September 5–December 5, 2024
Gwangju Media Art Platform (G.MAP) is holding ORLAN Hybrids: A.rtistic I.ntelligence as a special exhibition commemorating the 30th anniversary of the Gwangju Biennale. ORLAN, who uses her body to unceasingly include her artistic narrative, utilizes technology to once again deconstruct, combine, and hybridize physical bodies in virtual spaces through this exhibition. ORLAN, who describes her body as software for using art, powerfully originates several artistic and social voices utilizing transformed virtual bodies. This exhibition seeks to meet with artistic expansion, and its symbiosis, that uses technological media via ORLAN’s art realm, which presents technology’s infinite diversity of genres.
ORLAN (b. 1947) is a woman master representing France. She fortified her identity by rejecting her given name, situated in existing customs and the given tradition, and naming herself ORLAN. With her reborn self’s name of ORLAN, which his neither feminine nor masculine in French, the artist resisted and transformed her naturally given body and pioneered a new genre of body art, which had not existed before.
Notably, the Plastic Surgery Performance Series, consisting of nine installments over three years in cities including New York and Paris in the 1990s, is her representative work. She awakened ethical and artistic discussions on the concept of beauty via live-broadcast surgical performances altering her face and body, and on the resisting body and subjective physicalities through physical mutilation and experimentation, which were taboo, and she radically and sensationally expressed such.

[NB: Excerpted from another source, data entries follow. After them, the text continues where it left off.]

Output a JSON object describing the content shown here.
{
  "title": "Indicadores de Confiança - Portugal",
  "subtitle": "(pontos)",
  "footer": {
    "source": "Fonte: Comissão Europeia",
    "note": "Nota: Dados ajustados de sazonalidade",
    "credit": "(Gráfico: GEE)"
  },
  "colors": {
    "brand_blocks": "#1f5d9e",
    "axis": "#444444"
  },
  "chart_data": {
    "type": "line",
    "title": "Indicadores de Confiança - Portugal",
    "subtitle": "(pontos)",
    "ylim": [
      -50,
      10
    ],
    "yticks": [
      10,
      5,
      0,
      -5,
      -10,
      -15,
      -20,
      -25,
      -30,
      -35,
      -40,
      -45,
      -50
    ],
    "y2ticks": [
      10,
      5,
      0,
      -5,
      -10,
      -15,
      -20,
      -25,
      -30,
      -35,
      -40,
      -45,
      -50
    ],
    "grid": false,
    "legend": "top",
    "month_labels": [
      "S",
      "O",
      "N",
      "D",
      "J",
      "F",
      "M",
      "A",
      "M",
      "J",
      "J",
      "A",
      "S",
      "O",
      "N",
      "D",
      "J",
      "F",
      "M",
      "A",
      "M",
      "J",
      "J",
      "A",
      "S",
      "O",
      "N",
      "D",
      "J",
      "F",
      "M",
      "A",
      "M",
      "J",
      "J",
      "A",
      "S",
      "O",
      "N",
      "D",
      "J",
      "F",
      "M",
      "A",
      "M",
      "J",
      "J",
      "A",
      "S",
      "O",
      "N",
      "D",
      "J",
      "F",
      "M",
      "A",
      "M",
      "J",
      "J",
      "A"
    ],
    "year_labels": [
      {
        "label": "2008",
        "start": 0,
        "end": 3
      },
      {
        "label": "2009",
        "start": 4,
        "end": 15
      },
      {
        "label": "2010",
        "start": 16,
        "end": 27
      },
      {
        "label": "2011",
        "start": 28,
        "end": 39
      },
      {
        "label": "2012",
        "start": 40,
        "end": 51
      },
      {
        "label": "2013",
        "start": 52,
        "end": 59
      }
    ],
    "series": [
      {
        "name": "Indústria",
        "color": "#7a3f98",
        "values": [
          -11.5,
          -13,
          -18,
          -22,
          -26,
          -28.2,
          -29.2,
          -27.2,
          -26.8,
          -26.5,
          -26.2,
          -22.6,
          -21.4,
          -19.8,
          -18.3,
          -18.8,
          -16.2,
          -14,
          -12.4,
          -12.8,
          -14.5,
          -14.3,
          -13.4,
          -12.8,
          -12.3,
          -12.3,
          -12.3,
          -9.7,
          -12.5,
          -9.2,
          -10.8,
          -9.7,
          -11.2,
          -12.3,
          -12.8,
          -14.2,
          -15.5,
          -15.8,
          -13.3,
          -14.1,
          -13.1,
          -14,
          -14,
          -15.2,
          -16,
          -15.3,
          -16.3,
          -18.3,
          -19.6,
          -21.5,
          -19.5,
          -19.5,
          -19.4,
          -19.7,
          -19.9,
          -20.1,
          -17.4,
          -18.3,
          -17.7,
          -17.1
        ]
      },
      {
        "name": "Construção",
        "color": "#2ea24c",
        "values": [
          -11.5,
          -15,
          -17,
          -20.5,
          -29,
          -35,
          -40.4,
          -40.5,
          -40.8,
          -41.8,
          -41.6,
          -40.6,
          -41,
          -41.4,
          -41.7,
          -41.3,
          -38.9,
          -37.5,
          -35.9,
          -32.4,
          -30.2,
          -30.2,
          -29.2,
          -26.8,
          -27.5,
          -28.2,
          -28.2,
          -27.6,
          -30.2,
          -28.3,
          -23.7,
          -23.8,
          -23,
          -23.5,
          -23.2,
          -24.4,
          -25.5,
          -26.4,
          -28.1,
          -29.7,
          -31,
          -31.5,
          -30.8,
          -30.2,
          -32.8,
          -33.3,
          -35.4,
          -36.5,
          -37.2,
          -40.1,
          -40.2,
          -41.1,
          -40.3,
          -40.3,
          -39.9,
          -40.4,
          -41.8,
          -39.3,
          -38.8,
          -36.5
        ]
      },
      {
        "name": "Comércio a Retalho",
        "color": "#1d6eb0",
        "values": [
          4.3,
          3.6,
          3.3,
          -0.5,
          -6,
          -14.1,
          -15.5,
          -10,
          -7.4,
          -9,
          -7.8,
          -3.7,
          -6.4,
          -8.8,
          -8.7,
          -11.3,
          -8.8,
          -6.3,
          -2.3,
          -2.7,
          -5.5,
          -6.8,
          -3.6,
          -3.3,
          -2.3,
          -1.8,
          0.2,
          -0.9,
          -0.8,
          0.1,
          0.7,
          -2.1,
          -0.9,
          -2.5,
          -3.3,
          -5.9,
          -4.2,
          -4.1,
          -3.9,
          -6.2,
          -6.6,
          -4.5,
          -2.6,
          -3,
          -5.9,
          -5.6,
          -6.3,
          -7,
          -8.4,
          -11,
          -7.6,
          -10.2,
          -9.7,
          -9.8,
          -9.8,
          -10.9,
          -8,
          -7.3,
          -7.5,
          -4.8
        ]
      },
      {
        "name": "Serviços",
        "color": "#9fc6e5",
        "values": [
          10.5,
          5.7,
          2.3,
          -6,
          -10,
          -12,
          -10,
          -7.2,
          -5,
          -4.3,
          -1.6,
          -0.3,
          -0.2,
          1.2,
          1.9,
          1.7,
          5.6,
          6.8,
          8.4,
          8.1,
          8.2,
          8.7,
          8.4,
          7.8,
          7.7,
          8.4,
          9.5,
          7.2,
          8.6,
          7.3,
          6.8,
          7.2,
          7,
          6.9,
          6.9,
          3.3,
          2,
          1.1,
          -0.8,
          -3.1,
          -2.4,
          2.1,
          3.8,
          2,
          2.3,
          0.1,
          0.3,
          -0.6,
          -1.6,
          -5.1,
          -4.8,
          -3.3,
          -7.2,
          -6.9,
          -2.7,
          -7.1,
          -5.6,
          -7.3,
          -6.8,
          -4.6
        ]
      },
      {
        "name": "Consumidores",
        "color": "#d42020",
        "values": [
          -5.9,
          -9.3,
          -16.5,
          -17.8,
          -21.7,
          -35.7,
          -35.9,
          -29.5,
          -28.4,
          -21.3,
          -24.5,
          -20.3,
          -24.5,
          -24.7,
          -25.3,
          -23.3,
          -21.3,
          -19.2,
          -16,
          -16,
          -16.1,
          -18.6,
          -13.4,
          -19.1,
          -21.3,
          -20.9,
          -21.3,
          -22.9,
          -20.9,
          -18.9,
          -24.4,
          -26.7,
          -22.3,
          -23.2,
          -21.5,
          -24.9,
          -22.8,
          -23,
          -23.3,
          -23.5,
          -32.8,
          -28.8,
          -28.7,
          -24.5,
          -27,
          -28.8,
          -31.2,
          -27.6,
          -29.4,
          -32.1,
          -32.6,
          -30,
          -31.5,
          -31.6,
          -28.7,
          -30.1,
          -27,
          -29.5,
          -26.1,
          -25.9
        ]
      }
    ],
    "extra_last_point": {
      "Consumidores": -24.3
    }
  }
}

What is noteworthy is that ORLAN’s art is not limited to her physical body. Having expanded her interest to the body’s DNA, she uses bioengineering and anatomy with technology to continue her artistic activities in which her body is once again renamed via technology. Her technologically expanded activities express her with diversified themes. Through this, ORLAN deconstructs symbols of traditionally long-conventionalized images through works subverting dichotomously given social control ideologies, e.g., men and women, the West and the non-West, and nature and humans.
Through this exhibition, Gwangju Media Art Platform (G.MAP) seeks to show that convergence technology is not something engrossed only in the acquiring of new technologies, but a medium ceaselessly seeking to express its art realm and an area symbiosing with art, through ORLAN’s works re-mediating between the body and technology and expanding to various genres.
ORLAN’s body, which has become a hybrid combining everything through technology, transcends space and time to assign complete freedom. Having herself become a window and platform expressing art, ORLAN expresses several themes, including the post-human, gender, and the climate crisis, with the body and technology as the mediums and newly combines everything. These several social issues, which sometimes feel like they lack connecting points, depart from the given social systems’ dichotomous structures and, finely like a checkered pattern, ignite through ORLAN’s body a message of harmony about symbiosis.
The voices of the abyss the works so closely knit seek to project ultimately conclude as one: “I have given my body to art.”
Through this fiery shout and declaration close to a revolution, this exhibition asks us in return. In your life, what are you dedicating yourself to, much like ORLAN in her art and life?